Question

A parallel beam of uniform monochromatic light of wavelength 546 nm has an intensity of 200 W/m2. The number of photons in 1 mm3 of this radiation is:

Answer 1

1830

Answer 2

The intensity of a parallel beam of light is given by $I = u c$, where $u$ is the energy density of the radiation and $c$ is the speed of light.

The energy density $u$ is related to the number of photons per unit volume $n$ and the energy of a single photon $E$ by $u = nE$.

The energy of a single photon with wavelength $\lambda$ is $E = \frac{hc}{\lambda}$, where $h$ is Planck's constant and $c$ is the speed of light.

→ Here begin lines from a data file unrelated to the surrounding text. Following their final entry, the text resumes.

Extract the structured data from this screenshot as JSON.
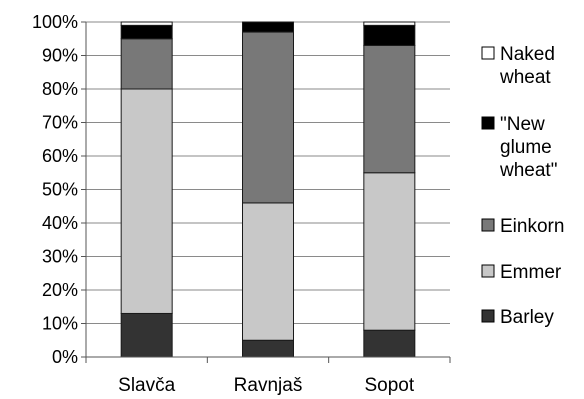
{
  "chart_data": {
    "type": "bar",
    "stacked": true,
    "normalized": true,
    "categories": [
      "Slavča",
      "Ravnjaš",
      "Sopot"
    ],
    "series": [
      {
        "name": "Barley",
        "color": "#333333",
        "values": [
          13,
          5,
          8
        ]
      },
      {
        "name": "Emmer",
        "color": "#c8c8c8",
        "values": [
          67,
          41,
          47
        ]
      },
      {
        "name": "Einkorn",
        "color": "#787878",
        "values": [
          15,
          51,
          38
        ]
      },
      {
        "name": "\"New glume wheat\"",
        "color": "#000000",
        "values": [
          4,
          3,
          6
        ]
      },
      {
        "name": "Naked wheat",
        "color": "#ffffff",
        "values": [
          1,
          0,
          1
        ]
      }
    ],
    "legend_lines": [
      [
        "Barley"
      ],
      [
        "Emmer"
      ],
      [
        "Einkorn"
      ],
      [
        "\"New",
        "glume",
        "wheat\""
      ],
      [
        "Naked",
        "wheat"
      ]
    ],
    "y_ticks": [
      "0%",
      "10%",
      "20%",
      "30%",
      "40%",
      "50%",
      "60%",
      "70%",
      "80%",
      "90%",
      "100%"
    ],
    "ylim": [
      0,
      100
    ],
    "grid": true,
    "legend_position": "right",
    "title": "",
    "xlabel": "",
    "ylabel": ""
  }
}
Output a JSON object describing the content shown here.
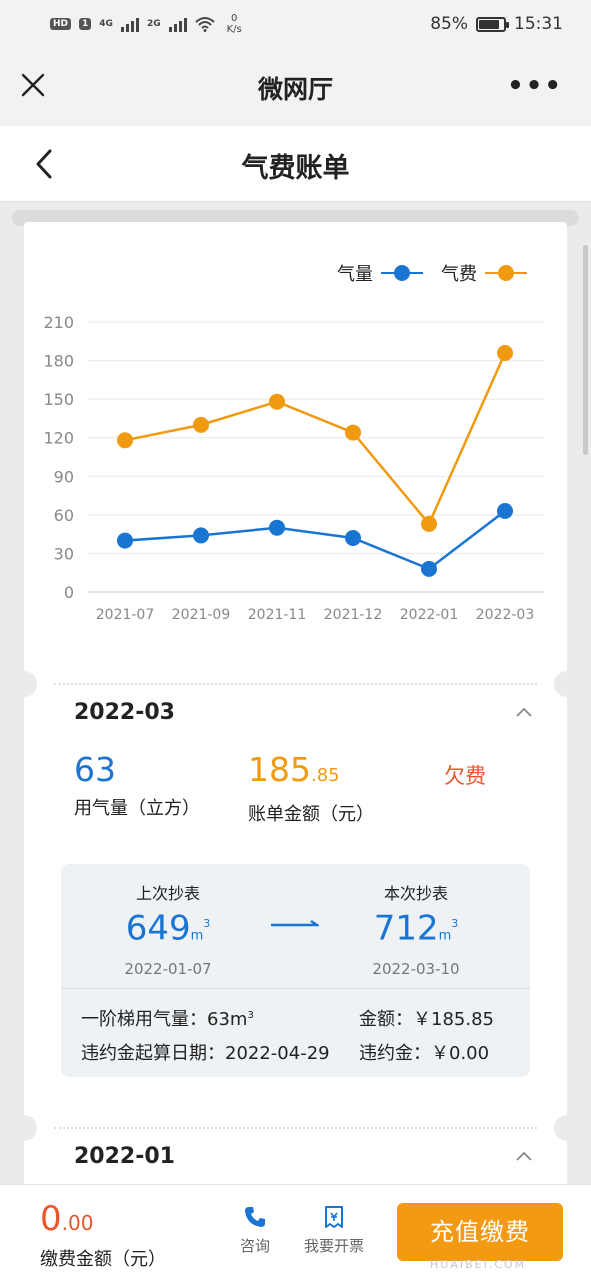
{
  "status_bar": {
    "hd": "HD",
    "sim": "1",
    "net1": "4G",
    "net2": "2G",
    "speed_value": "0",
    "speed_unit": "K/s",
    "battery": "85%",
    "battery_level": 0.85,
    "time": "15:31"
  },
  "app_bar": {
    "title": "微网厅",
    "more_label": "•••"
  },
  "page": {
    "title": "气费账单"
  },
  "legend": {
    "gas": "气量",
    "fee": "气费"
  },
  "colors": {
    "gas": "#1a75d2",
    "fee": "#f19a10",
    "owe": "#e8562a"
  },
  "chart_data": {
    "type": "line",
    "categories": [
      "2021-07",
      "2021-09",
      "2021-11",
      "2021-12",
      "2022-01",
      "2022-03"
    ],
    "series": [
      {
        "name": "气量",
        "values": [
          40,
          44,
          50,
          42,
          18,
          63
        ]
      },
      {
        "name": "气费",
        "values": [
          118,
          130,
          148,
          124,
          53,
          185.85
        ]
      }
    ],
    "yticks": [
      0,
      30,
      60,
      90,
      120,
      150,
      180,
      210
    ],
    "ylim": [
      0,
      210
    ],
    "grid": true,
    "legend_position": "top-right"
  },
  "current": {
    "period": "2022-03",
    "gas_int": "63",
    "gas_label": "用气量（立方）",
    "amount_int": "185",
    "amount_dec": ".85",
    "amount_label": "账单金额（元）",
    "status": "欠费",
    "prev_caption": "上次抄表",
    "prev_value": "649",
    "prev_date": "2022-01-07",
    "this_caption": "本次抄表",
    "this_value": "712",
    "this_date": "2022-03-10",
    "unit": "m",
    "unit_sup": "3",
    "tier_label": "一阶梯用气量：63m",
    "tier_sup": "3",
    "amount_row": "金额：￥185.85",
    "penalty_start": "违约金起算日期：2022-04-29",
    "penalty": "违约金：￥0.00"
  },
  "next": {
    "period": "2022-01"
  },
  "bottom": {
    "pay_int": "0",
    "pay_dec": ".00",
    "pay_label": "缴费金额（元）",
    "consult": "咨询",
    "invoice": "我要开票",
    "recharge": "充值缴费",
    "watermark": "HUAIBEI.COM"
  }
}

Combining these equations, we get: $I = (nE)c = n \left(\frac{hc}{\lambda}\right) c = n \frac{hc^2}{\lambda}$

The number of photons per unit volume is $n = \frac{I \lambda}{hc^2}$. This gives the number of photons per cubic meter (m⁻³).

We are given:

• Intensity, $I = 200 \text{ W/m}²$
• Wavelength, $\lambda = 546 \text{ nm} = 546 \times 10⁻⁹ \text{ m}$
• Volume, $V = 1 \text{ mm}³ = (10⁻³ \text{ m})³ = 10⁻⁹ \text{ m}³$
• Planck's constant, $h \approx 6.63 \times 10⁻³⁴ \text{ J s}$
• Speed of light, $c \approx 3 \times 10⁸ \text{ m/s}$

The number of photons in the volume $V$ is $N = n \times V$. $N = \frac{I \lambda}{hc^2} \times V$

Substitute the given values: $N = \frac{(200 \text{ W/m}²) \times (546 \times 10⁻⁹ \text{ m})}{(6.63 \times 10⁻³⁴ \text{ J s}) \times (3 \times 10⁸ \text{ m/s})²} \times (10⁻⁹ \text{ m}³)$ $N = \frac{200 \times 546 \times 10⁻⁹}{6.63 \times 10⁻³⁴ \times (9 \times 10¹⁶)} \times 10⁻⁹$ $N = \frac{200 \times 546 \times 10⁻⁹}{59.67 \times 10⁻¹⁸} \times 10⁻⁹$ $N = \frac{109200 \times 10⁻⁹}{59.67 \times 10⁻¹⁸} \times 10⁻⁹$ N = \frac{1.092 \times 10⁵ \times 10⁻⁹}}{5.967 \times 10¹ \times 10⁻¹⁸}} \times 10⁻⁹ N = \frac{1.092 \times 10⁻⁴}}{5.967 \times 10⁻¹⁷}} \times 10⁻⁹ $N = \frac{1.092}{5.967} \times 10^{(⁻⁴ - (⁻¹⁷))} \times 10⁻⁹$ $N = \frac{1.092}{5.967} \times 10^{(⁻⁴ + 17)} \times 10⁻⁹$ $N = \frac{1.092}{5.967} \times 10¹³ \times 10⁻⁹$ $N = \frac{1.092}{5.967} \times 10⁴$ $N \approx 0.1830 \times 10⁴$ $N \approx 1830$

Rounding to the nearest integer, the number of photons is 1830.